London Arbitration 4/22


A vessel was chartered on an amended NYPE for a time charter trip via Indonesia to South China. At 15:20 on 4 March 2020, the vessel arrived at China’s discharge port pilot station. Three pilots boarded. At owners’ instruction, the vessel’s third officer checked their temperatures with an infrared (non-medical) thermometer. 

All three pilots’ temperatures surpassed 37.5 ºC, the owners’ allowed maximum. The master directed the pilots’ temperatures be retaken with a mercury thermometer. The pilots refused and disembarked at 15:30 on 4 March, causing a standoff between the pilot company and the master. 

The pilot company refused to send new pilots until an apology was received, saying the temperature readings from their station were sufficient. Two days later, on 6 March, the owners apologized to the pilot company. New pilots boarded on 13 March at 10:48 and brought the vessel into berth. No further conflicts occurred.

The delay from 4 March to 13 March created a dispute between owners and charterers. The owners included US$50,901.92 on their final balance of account and the charterers counterclaimed for US$33,581.05.

The pertinent provisions of the charterparty were in relevant part:

   “8. The Captain shall prosecute his voyages with due despatch and shall render all customary assistance with the ship’s crew and boats.

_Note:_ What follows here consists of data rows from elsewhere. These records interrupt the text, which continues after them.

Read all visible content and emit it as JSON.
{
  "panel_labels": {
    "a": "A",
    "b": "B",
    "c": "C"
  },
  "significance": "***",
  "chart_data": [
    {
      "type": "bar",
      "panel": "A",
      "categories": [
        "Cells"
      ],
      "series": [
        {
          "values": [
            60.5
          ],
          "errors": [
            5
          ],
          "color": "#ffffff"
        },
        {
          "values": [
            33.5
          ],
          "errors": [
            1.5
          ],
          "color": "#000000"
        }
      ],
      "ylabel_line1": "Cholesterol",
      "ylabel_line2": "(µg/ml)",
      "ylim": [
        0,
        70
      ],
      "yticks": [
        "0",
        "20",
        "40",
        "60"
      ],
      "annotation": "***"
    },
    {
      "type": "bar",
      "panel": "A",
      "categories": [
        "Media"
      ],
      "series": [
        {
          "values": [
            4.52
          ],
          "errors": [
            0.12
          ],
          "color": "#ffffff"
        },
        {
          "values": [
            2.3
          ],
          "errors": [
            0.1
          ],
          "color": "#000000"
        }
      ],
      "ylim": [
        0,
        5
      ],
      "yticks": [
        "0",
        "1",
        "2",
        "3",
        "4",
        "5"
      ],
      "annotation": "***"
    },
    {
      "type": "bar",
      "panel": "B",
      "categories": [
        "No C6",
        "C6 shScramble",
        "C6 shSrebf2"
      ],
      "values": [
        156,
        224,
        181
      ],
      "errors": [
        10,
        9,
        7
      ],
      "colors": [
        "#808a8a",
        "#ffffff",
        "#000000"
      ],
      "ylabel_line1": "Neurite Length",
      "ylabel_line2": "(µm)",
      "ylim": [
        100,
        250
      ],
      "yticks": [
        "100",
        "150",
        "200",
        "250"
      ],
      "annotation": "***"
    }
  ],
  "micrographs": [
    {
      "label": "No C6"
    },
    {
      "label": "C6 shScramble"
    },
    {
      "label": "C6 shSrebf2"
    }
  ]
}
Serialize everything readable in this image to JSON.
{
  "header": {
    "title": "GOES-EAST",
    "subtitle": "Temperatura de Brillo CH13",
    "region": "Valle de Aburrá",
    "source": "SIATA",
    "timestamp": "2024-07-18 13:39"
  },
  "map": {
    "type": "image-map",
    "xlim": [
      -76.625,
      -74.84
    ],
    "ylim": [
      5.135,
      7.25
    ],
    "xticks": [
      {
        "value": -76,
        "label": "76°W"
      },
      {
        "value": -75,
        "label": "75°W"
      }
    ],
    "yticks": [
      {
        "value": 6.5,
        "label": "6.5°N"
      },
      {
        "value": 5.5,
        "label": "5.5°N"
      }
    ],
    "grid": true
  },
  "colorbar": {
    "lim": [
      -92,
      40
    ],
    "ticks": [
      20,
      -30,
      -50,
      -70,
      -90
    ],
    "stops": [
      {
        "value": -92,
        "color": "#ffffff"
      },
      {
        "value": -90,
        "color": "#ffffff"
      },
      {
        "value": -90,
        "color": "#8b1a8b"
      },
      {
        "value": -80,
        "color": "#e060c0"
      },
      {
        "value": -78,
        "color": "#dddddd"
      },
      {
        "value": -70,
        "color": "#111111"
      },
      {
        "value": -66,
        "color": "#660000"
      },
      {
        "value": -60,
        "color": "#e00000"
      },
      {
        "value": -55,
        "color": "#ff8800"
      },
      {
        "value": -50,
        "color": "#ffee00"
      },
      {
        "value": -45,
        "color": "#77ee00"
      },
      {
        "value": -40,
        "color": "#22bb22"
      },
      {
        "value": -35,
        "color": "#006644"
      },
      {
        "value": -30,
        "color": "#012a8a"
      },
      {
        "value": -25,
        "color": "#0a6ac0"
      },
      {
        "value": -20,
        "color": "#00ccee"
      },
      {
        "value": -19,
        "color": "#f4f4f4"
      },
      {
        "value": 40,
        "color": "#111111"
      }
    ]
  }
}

The Captain (although appointed by the Owners) shall be under the orders and directions of the Charterers as regards employment and agency … 

   15. In the event of loss of time from deficiency and/or default of officers or crew … the payment of hire and overtime, if any, shall cease at the time thereby lost. … Should the vessel deviate or put back during a voyage, contrary to the orders or directions of the Charterers…the hire is to be suspended from the time of her deviating or putting back until she is again in the same or equidistant position from the destination and the voyage resumed therefrom … 

   25. Navigation

   The Owners shall remain responsible for the navigation of the vessel, acts of pilots and tug boats, insurance, crew, and all other similar matters, same as when trading for their own account. … 

   58. Deviation/Put Back

   Should the vessel put back whilst on voyage by reason of … the refusal of the Captain, Officers or crew to do their duties without any specific or valid ground for rejection, or any Owners’ matters… the payment of hire shall be suspended from the time of inefficiency in port or at sea until the vessel is again efficient in the same position or regains a point of progress equivalent to that the hire ceased hereunder …”

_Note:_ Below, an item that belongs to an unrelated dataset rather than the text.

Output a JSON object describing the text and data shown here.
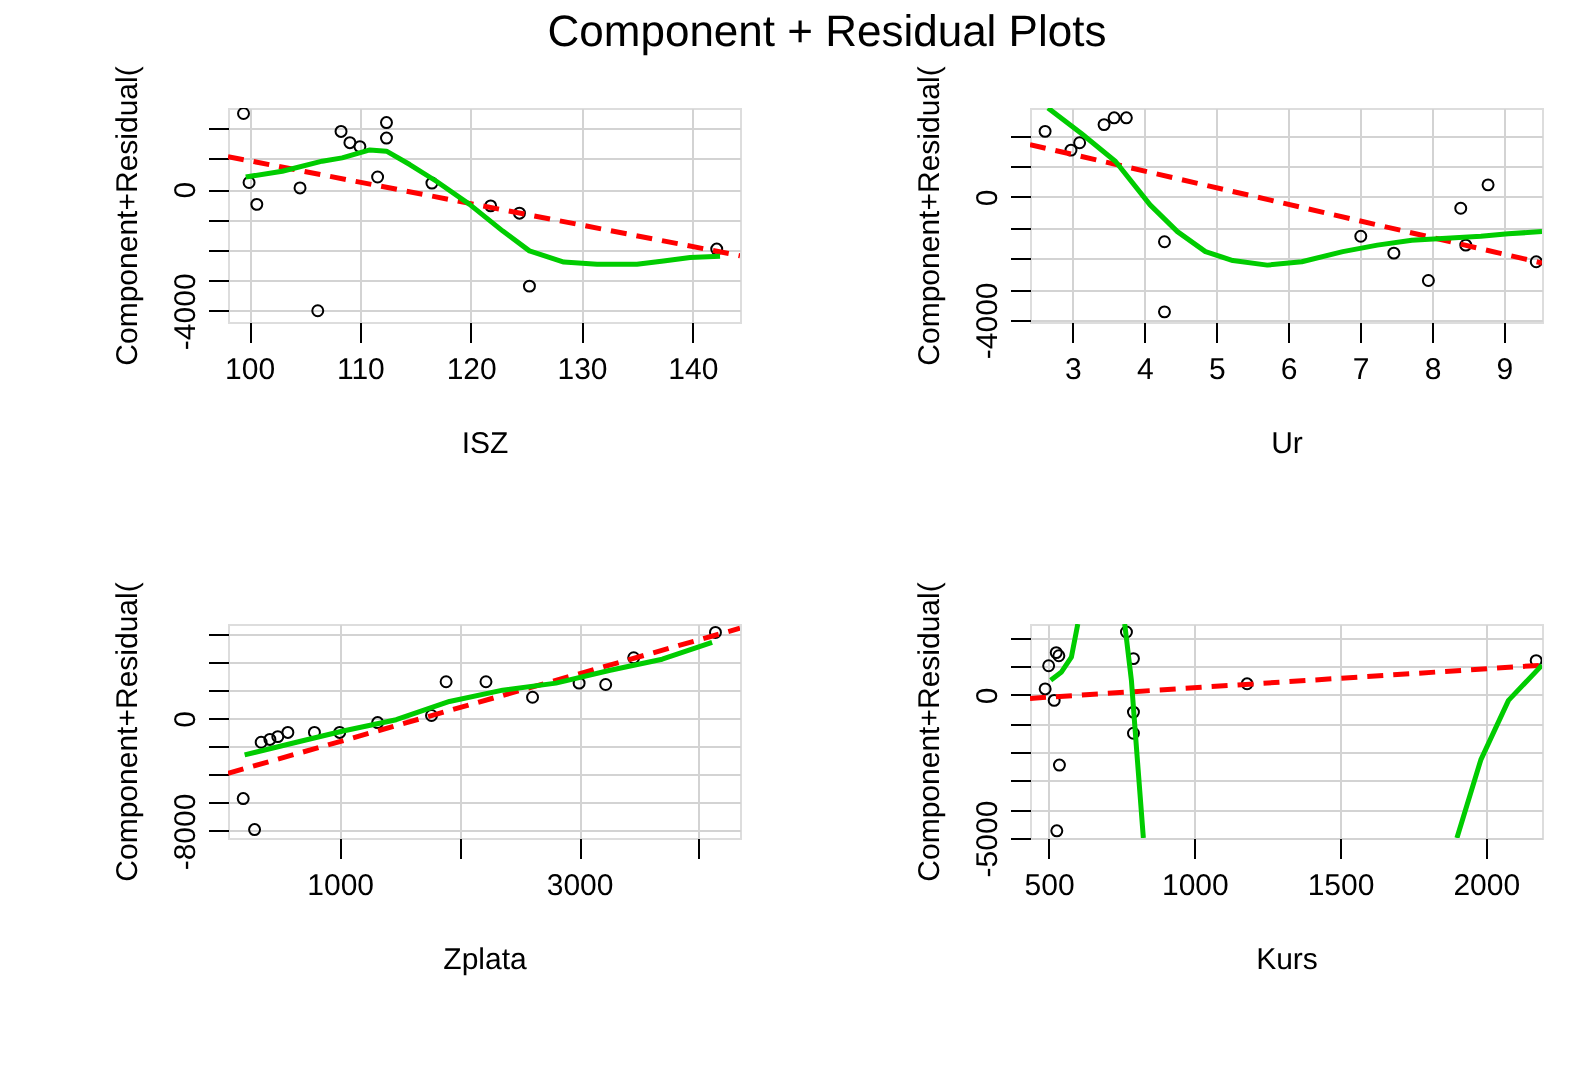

The charterers claimed the vessel was off-hire from 4 March to 13 March, per clauses 15 and 58. The master’s responsibility was to receive the pilots. His refusal caused “default” and constituted a “refusal by officers to perform all or part of their duties…” (The Saldanha [2011] 1 Lloyd’s Rep 187) Furthermore, his confrontational actions resulted in the vessel losing her berthing slot and delayed berthing for over a week. (Clause 15) 

The owners countered this, claiming the vessel was not off-hire, for the master’s actions were reasonable, and he could refuse orders which could endanger the safety of the ship, its crew, and cargo.

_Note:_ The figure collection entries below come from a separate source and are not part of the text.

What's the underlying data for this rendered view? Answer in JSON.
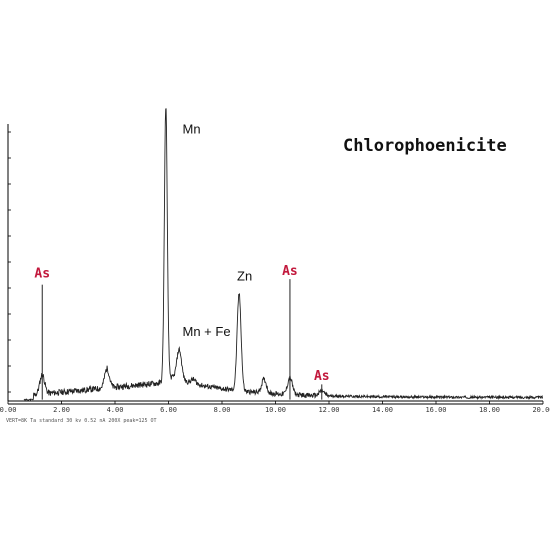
{
  "chart_data": {
    "type": "line",
    "title": "Chlorophoenicite",
    "xlabel": "",
    "ylabel": "",
    "xlim": [
      0,
      20
    ],
    "ylim": [
      0,
      100
    ],
    "x_ticks": [
      "0.00",
      "2.00",
      "4.00",
      "6.00",
      "8.00",
      "10.00",
      "12.00",
      "14.00",
      "16.00",
      "18.00",
      "20.00"
    ],
    "grid": false,
    "footer_text": "VERT=8K  Ta standard  30 kv  0.52 nA  200X  peak=125 OT",
    "peaks": [
      {
        "x": 1.28,
        "y": 7
      },
      {
        "x": 1.28,
        "y": 42
      },
      {
        "x": 3.7,
        "y": 7
      },
      {
        "x": 5.9,
        "y": 100
      },
      {
        "x": 6.4,
        "y": 11
      },
      {
        "x": 6.93,
        "y": 1.5
      },
      {
        "x": 8.64,
        "y": 35
      },
      {
        "x": 9.57,
        "y": 5
      },
      {
        "x": 10.54,
        "y": 6
      },
      {
        "x": 10.54,
        "y": 44
      },
      {
        "x": 11.73,
        "y": 1.8
      },
      {
        "x": 11.73,
        "y": 6
      }
    ],
    "annotations": [
      {
        "text": "Mn",
        "x": 6.3,
        "y": 98,
        "color": "black"
      },
      {
        "text": "Mn + Fe",
        "x": 6.3,
        "y": 25,
        "color": "black"
      },
      {
        "text": "Zn",
        "x": 8.6,
        "y": 45,
        "color": "black"
      },
      {
        "text": "As",
        "x": 1.28,
        "y": 46,
        "color": "#c2183c"
      },
      {
        "text": "As",
        "x": 10.54,
        "y": 47,
        "color": "#c2183c"
      },
      {
        "text": "As",
        "x": 11.73,
        "y": 9,
        "color": "#c2183c"
      }
    ],
    "colors": {
      "spectrum": "#222222",
      "as_label": "#c2183c"
    }
  }
}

They also asserted the vessel was “put back” because the owners were obligated to berth on 4 March. Denying the pilots’ embarkment was a failure to meet this charterparty obligation. (Clause 58). In addition, the charterers were not responsible for paying hire from the “time of inefficiency in port” until the vessel was “again efficient in the same position” because the owners deliberately chose not to deliver the vessel. Finally, they cited clause 8, insisting the owners’ actions were in direct breach of the charterparty, for they violated the charterers’ orders regarding hire.

The owners countered this, claiming the vessel was not off-hire, for the master’s actions were reasonable, and he could refuse orders which could endanger the safety of the ship, its crew, and cargo. (The Hill Harmony [2001] 1 Lloyd’s Rep 147). They stated the master followed company policy and was not in “default” of duty to the owners.

The owners also insisted no put back had occurred and that the vessel remained in service during the delay. Since the vessel did not leave the geographic location outside of the original schedule, the charterers should not expect immediate compliance with their orders. (The Houda [1994] 2 Lloyd’s Rep 541). Moreover, clause 25 did not apply for this was not an act of navigation, but rather Covid-19 safety protocols.

The tribunal maintained their decision would be based on the provisions of the charterparty and the actions of the parties, without consideration of the Covid pandemic. They decided there was no “default of officers or crew” per definition from The Saldanha because the master and third mate were following owner Covid protocols. They also held clause 58 did not apply for the officers did not refuse to perform their duties.

The tribunal ruled the responsibility for the delay belonged to the owners. The charterers’ expectation that pilots be allowed to board and take the vessel into berth was within the scope of hire and, while unfortunate, the Covid pandemic did not allow the owners to implement new policies and protocols without adequate notice and agreement from the charterers. The delay to berth was a breach of clause 8 and a failure by the master and owners to “prosecute the voyage with due dispatch.”

The charterers were entitled to the sum of US$33,581.05, with interest and costs, to recover the value of hire and bunkers for lost time.